Arnaud ne fut pas peu surpris de voir débarquer Martin dans la réserve de bois quelques jours après son départ dans la montagne. Il avait donc abandonné son troupeau ? « Mais non, fit Martin d’un ton sec. Drago les garde, et tu peux lui faire confiance pour que pas un ne sorte du droit chemin. » Quand même, pensa Arnaud. Laisser un chien faire le travail à sa place… D’accord, Drago était on ne peut plus compétent pour traquer les récalcitrants, mais saurait-il les faire rentrer dans la bergerie à la nuit tombée ? « Si tu me laisses t’expliquer ce qui m’amène ici, il n’aura pas besoin de le faire étant donné que je serai rentré avant la nuit », dit Martin et Arnaud ouvrit des yeux ronds. « Mais enfin, il faut une journée de marche pour atteindre l’alpage, répliqua-t-il en dévisageant son ami. Et il est presque midi. » « Je n’ai pas mis une journée pour descendre, dit Martin. La preuve puisque je suis là. Bon, tu as fini ? Je ne suis pas venu pour t’entendre radoter comme à ton ordinaire. » La voix n’était pas des plus aimables, les parole non plus et seule l’amitié qu’Arnaud éprouvait à l’égard du fiancé de sa sœur le retint de lui flanquer son poing dans la figure pour lui apprendre à être un peu plus poli. D’ailleurs, tiens, ils étaient faits l’un pour l’autre, ces deux-là. Quand ils avaient décidé d’être désagréables, ils se surpassaient. Et visiblement, Martin n’était pas d’humeur à plaisanter. « Qu’est-ce que tu veux ? » demanda enfin Arnaud qui n’avait qu’une envie : voir ce déplaisant visiteur tourner rapidement les talons.

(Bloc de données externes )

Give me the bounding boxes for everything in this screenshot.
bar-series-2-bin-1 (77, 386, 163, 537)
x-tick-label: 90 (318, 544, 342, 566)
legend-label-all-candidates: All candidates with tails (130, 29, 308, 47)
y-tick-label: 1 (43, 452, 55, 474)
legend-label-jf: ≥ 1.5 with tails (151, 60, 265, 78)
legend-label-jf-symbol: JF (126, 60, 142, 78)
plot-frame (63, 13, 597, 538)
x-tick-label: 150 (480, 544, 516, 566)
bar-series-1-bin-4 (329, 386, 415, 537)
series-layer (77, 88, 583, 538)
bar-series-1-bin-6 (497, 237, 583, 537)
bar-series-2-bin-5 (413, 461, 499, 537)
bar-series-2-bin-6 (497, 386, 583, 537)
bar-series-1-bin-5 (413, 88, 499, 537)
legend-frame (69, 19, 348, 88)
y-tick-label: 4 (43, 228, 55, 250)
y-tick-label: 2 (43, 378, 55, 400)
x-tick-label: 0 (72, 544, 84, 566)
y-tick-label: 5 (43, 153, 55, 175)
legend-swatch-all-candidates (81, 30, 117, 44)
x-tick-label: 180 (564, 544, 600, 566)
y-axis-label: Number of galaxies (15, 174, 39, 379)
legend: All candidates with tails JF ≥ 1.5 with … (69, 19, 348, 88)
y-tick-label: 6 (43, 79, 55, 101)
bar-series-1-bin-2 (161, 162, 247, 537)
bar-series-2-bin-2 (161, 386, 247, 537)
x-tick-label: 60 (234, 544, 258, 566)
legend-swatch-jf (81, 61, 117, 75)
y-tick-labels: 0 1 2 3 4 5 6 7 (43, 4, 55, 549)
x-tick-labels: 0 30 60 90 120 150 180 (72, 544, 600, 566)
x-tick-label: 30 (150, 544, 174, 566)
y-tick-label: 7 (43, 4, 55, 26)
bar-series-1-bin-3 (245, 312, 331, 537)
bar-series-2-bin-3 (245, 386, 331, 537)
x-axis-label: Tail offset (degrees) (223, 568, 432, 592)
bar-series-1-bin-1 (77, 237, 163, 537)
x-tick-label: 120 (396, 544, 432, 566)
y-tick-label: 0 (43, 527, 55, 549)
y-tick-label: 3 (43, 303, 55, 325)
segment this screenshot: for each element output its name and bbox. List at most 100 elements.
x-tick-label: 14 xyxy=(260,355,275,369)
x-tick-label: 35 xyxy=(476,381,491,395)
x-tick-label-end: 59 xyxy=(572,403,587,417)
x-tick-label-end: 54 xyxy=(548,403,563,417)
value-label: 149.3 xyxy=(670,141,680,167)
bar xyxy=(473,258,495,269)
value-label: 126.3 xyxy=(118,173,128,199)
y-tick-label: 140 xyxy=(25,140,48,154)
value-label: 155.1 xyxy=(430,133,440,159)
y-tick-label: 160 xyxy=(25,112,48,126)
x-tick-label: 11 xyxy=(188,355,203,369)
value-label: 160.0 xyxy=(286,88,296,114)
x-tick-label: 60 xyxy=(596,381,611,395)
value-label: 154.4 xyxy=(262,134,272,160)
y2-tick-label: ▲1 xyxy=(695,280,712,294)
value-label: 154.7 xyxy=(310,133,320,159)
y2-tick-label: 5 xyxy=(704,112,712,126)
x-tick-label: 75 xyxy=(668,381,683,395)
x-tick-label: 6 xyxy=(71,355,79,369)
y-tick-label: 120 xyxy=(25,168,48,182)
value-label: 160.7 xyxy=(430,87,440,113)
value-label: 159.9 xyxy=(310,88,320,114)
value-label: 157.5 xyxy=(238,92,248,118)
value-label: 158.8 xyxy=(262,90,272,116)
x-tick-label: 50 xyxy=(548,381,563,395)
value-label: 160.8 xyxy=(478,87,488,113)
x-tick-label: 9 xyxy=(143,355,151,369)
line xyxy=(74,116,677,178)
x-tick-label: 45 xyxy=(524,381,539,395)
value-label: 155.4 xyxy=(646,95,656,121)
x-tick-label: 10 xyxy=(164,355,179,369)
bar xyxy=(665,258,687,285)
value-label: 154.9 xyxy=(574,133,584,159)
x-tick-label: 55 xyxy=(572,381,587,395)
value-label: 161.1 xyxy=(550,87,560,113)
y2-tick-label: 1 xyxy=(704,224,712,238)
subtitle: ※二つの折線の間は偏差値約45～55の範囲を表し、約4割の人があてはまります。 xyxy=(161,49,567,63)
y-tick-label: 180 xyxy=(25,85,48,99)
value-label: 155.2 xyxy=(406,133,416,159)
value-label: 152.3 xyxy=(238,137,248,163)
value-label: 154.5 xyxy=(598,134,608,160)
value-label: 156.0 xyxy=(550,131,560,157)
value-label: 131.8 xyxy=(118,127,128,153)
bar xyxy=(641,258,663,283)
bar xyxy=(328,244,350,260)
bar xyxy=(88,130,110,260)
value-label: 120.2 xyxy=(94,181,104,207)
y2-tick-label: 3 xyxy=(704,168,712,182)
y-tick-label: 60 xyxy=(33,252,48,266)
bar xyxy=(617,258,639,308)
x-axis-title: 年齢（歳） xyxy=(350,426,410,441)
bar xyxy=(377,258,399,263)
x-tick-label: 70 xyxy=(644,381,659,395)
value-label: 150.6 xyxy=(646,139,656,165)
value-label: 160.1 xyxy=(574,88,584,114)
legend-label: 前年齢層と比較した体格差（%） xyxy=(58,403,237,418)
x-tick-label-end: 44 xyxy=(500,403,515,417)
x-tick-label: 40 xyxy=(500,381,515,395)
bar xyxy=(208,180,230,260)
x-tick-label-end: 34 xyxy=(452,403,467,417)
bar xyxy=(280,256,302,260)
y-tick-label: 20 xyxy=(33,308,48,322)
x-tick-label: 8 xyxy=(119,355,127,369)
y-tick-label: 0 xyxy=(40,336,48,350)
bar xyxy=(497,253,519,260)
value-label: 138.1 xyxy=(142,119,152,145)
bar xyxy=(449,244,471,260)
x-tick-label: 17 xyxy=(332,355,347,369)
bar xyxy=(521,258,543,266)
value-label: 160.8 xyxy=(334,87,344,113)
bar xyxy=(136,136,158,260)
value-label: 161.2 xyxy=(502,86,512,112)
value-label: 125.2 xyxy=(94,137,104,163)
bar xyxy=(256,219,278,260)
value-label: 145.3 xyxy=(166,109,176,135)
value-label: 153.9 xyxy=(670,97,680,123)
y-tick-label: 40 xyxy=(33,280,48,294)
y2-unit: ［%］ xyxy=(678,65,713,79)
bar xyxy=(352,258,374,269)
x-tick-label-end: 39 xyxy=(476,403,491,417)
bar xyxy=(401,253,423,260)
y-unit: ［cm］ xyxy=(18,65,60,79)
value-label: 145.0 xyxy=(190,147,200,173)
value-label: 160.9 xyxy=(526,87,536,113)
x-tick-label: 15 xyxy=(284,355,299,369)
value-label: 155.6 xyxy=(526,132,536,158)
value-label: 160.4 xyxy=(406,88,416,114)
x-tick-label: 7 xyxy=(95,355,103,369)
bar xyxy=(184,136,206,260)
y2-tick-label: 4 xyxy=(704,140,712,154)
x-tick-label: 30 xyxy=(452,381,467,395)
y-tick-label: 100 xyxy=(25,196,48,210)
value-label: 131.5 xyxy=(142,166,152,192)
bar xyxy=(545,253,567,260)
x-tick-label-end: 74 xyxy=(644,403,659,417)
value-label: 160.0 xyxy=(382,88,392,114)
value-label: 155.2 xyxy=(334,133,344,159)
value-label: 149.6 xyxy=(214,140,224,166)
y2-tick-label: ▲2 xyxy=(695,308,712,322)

Martin plongea la main dans la poche de son pantalon et en ressortit quelque chose qui fit bondir Arnaud : le collier d’émeraudes. « Ne fais pas cette tête, dit Martin. Ce n’est pas moi qui l’ai volé. Mais je l’ai trouvé dans la montagne, au bord du chemin. Ta sœur ne serait pas un peu folle, par hasard, pour semer ses bijoux n’importe tout et faire un cirque du diable après ? » La stupéfaction était trop intense pour que Arnaud songeât à défendre Catherine. La vision du collier semblait d’ailleurs confirmer les paroles de Martin. « Elle va être contente de l’avoir enfin retrouvé », murmura Arnaud, conscient de prononcer une affreuse banalité. « Tiens, prends-le, rétorqua Martin en le tendant au jeune homme. Moi, je ne sais qu’en faire. Tu le lui porteras toi-même en lui disant où je l’ai découvert. » Arnaud tendit machinalement la main. Cependant, à peine Martin avait-il déposé le collier dans la paume grande ouverte qu’il parut changer d’avis et le reprit. « Non, finalement, j’irai le lui donner moi-même, murmura-t-il. Dieu sait ce que tu pourrais inventer. » Le visage d’Arnaud se colora lentement sous l’effet de la colère. « Que veux-tu dire ? demanda-t-il en serrant machinalement les poings. Que j’aurais l’audace de t’accuser de vol ? » « Oh, non, tu es bien trop honnête pour ça, ricana Martin et sa voix contenait un abîme de mépris. Et vertueux. Mais je parie que ta sœur va te bombarder de questions auxquelles tu ne sauras pas répondre. Mieux vaut que je me charge de la restitution du collier. » Il le remit dans sa poche puis adressa à Arnaud un sourire éclatant. En une seconde, le jeune homme eut à nouveau devant lui le Martin qu’il connaissait et appréciait. « Désolé d’avoir été si impoli, murmura le jeune berger. Mais tu comprends, cette découverte m’a un peu énervé eu égard à toutes les accusations farfelues que Catherine a proférées, et je n’y ai pas échappé. Alors disons que… » Ce qu’il affirmait était vrai, Arnaud s’en souvenait. Madame la Mairesse avait passé en revue tous ceux qu’elle estimait capables de lui avoir volé le collier et Martin faisait partie du lot. Il sourit à son tour. « Ce n’est pas grave, répliqua-t-il. Mais la prochaine fois, préviens que tu es de très mauvaise humeur. Tu as failli recevoir mon poing dans la figure. » « Je crois que je l’aurais mérité, admit Martin. Et je préfère cent fois qu’on se serre la main, pas toi ? » « Oh si ! » fit Arnaud et les mains des deux hommes se joignirent.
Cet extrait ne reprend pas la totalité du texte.